Os jacarandás em flor trazem-me muitas memórias, algumas delas muito queridas, outras, um pouco agridoces.

Quando vivia na Argentina, Buenos Aires entrava numa quase febre violeta durante o mês de Novembro. Para mim, o melhor mês do ano: o inverno já tinha acabado e o calor sufocante do verão ainda não chegara. Muitas das grandes avenidas da cidade, cheias de grandes jacarandás frondosos, entravam numa vibração violeta quase eléctrica.

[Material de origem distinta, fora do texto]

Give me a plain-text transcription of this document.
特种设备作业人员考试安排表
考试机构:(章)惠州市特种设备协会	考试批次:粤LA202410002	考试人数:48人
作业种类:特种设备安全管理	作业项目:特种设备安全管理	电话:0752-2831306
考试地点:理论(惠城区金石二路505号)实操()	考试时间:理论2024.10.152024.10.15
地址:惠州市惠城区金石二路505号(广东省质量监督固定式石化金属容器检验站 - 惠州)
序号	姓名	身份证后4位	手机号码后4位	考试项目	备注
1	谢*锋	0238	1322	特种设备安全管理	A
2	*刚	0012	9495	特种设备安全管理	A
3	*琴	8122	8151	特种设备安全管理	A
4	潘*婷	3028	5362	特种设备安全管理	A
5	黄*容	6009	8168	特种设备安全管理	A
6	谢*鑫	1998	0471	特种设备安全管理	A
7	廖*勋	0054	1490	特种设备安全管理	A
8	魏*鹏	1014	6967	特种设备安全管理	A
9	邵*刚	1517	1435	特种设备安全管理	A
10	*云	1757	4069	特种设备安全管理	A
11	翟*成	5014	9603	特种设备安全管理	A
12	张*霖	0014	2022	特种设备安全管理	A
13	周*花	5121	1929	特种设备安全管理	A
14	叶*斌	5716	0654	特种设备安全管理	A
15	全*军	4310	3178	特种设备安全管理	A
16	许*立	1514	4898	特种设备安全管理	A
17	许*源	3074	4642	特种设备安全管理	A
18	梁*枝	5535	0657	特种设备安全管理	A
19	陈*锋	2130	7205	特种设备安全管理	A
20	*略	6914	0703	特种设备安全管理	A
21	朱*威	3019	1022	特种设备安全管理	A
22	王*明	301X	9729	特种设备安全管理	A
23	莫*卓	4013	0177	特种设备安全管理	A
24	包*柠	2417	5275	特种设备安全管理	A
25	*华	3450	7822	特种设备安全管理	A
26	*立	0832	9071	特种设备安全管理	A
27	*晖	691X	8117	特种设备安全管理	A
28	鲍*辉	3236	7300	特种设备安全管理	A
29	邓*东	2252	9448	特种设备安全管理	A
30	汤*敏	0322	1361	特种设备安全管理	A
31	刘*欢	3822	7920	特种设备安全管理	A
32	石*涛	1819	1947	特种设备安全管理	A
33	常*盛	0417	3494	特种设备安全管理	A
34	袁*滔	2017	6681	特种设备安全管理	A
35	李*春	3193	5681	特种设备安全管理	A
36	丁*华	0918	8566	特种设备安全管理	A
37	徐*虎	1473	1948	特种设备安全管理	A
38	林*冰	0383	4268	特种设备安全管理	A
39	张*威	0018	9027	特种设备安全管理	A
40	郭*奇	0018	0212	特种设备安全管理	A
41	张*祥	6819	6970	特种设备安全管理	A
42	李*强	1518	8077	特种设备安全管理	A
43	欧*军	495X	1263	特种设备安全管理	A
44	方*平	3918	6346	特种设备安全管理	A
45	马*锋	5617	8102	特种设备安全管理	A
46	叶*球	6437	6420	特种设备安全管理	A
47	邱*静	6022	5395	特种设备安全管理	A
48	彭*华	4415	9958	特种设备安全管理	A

Lisboa é uma cidade muito mais pequena que Buenos Aires, mas também tem muitas das suas artérias enfeitadas de jacarandás, que nesta altura do ano se tornam ainda mais bonitos, com as suas flores luminosas. A cor é de tal forma viva que uma pessoa quase podia imaginar que vai lá ficar para sempre. Mas não, as flores de jacarandá vão-se de um dia para o outro.

Há três anos, quando esperava o nascimento dos meus gémeos, os tive, trouxe a minha bebé para casa e chorava a morte do meu filho, a natureza – e os jacarandás em flor – ajudaram-me a manter a minha alegria de viver. E que, apesar da perda, me bastaria olhar à minha volta para apreciar a beleza da natureza. E isso deu-me forças para continuar.

Cada ano que passa, à medida que vejo os jacarandás a perderem as suas folhas e a substituí-las por uma mancha lilás, não posso evitar pensar nas esperanças e sonhos de há uns anos atrás, na perda e no caminho que percorri até aos dias de hoje. Olho e agradeço a família e os amigos, que sempre me apoiaram, e aprecio também a beleza da natureza, do nosso planeta tão lindo e complexo, que temos de cuidar nós, todos os dias, sem nunca delegar essa tarefa em ninguém.